The treasure in the Dobra ruin
According to the legend there is a treasure buried in Dobra. The devil guards the gold and counts it from time to time with a terrible howl. This gold can be lifted. But this can only be done by a man whose cradle was made from the trunk of a pine tree that grew on top of the keep. The devil therefore uprooted the tree, and now one must wait until a pine tree has grown there again.


The trick
In 1645 the Swedes are said to have besieged Dobra Castle. According to the legend, the crew resorted to a ruse to make the besiegers leave. When there was only one piece of cattle left, they made the animal roar loudly by pinching it with red-hot tongs, then slaughtered it and threw the pieces of meat among the besiegers.
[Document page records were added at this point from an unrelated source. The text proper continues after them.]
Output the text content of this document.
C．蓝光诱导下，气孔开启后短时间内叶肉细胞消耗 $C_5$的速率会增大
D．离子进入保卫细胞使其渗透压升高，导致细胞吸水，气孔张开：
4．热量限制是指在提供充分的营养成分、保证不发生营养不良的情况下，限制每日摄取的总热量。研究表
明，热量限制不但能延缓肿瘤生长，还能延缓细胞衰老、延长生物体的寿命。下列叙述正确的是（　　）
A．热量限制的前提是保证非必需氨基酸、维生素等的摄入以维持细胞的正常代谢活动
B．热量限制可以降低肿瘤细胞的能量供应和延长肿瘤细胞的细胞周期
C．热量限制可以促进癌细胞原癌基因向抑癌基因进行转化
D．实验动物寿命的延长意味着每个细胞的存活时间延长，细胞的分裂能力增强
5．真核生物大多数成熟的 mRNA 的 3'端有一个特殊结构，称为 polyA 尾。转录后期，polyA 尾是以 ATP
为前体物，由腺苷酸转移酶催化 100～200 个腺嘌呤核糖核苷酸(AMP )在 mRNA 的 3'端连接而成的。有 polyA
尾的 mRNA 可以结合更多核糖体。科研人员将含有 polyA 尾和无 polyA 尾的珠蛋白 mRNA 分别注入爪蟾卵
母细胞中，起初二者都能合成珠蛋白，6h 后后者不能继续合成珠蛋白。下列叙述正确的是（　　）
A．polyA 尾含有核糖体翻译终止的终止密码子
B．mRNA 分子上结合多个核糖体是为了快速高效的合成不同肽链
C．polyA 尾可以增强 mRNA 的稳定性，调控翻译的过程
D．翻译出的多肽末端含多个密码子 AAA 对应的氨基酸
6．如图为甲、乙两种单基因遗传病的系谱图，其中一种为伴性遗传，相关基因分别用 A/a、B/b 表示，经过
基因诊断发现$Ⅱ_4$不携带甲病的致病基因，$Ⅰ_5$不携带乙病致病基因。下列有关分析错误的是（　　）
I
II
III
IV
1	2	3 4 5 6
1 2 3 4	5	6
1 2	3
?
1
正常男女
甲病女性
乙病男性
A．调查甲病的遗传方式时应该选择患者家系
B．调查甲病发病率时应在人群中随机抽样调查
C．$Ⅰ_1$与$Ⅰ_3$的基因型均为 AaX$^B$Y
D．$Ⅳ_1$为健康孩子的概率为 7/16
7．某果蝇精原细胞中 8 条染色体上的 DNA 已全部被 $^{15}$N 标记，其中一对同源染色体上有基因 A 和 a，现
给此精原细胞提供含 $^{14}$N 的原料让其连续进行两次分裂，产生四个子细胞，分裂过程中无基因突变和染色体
The Swedes therefore thought that there were still rich supplies in the castle and left without having achieved anything.


The walled-in man at Dorba Castle
At that time, when knights still lived in the castles, a nobleman lived in Steinegg, who had a son. On Stallegg, on the other hand, a daughter was born to the lord of the castle. Squire and damsel grew up to the delight of their parents and distinguished themselves from all the other children of the area partly by grace and loveliness, partly by strength and bravery. The two young human children liked to see each other and great was their sorrow when they had to separate for a long time. This was necessary, however, because the squire was sent by his father to a great castle, where he was to learn the craft of arms and acquire and acquire fine courtly manners. When he returned home years later, he had become a handsome knight. His first way was to the playmate of his youth. But what heartache he felt when he had to welcome her as the wife of the old lord of Dobra Castle. However, life's fate could not be changed and he consoled himself by the fact that he was often allowed to come to the honorable knight's wife at Dobra Castle, because even she could not forget the blissful youth at his side. But the old curmudgeon, the lord of Dobra, did not like this at all and one day he had his servants seize his wife's guest and wall him up alive in a windowless room of the castle. His wife, however, was chased from the castle as a shaven-headed dishonored woman. Thus the two once hopeful human children from the battle castles had been plunged into great suffering by their love for each other.
From Kißling's "Frau Saga" 8th series, page 89 no. 133.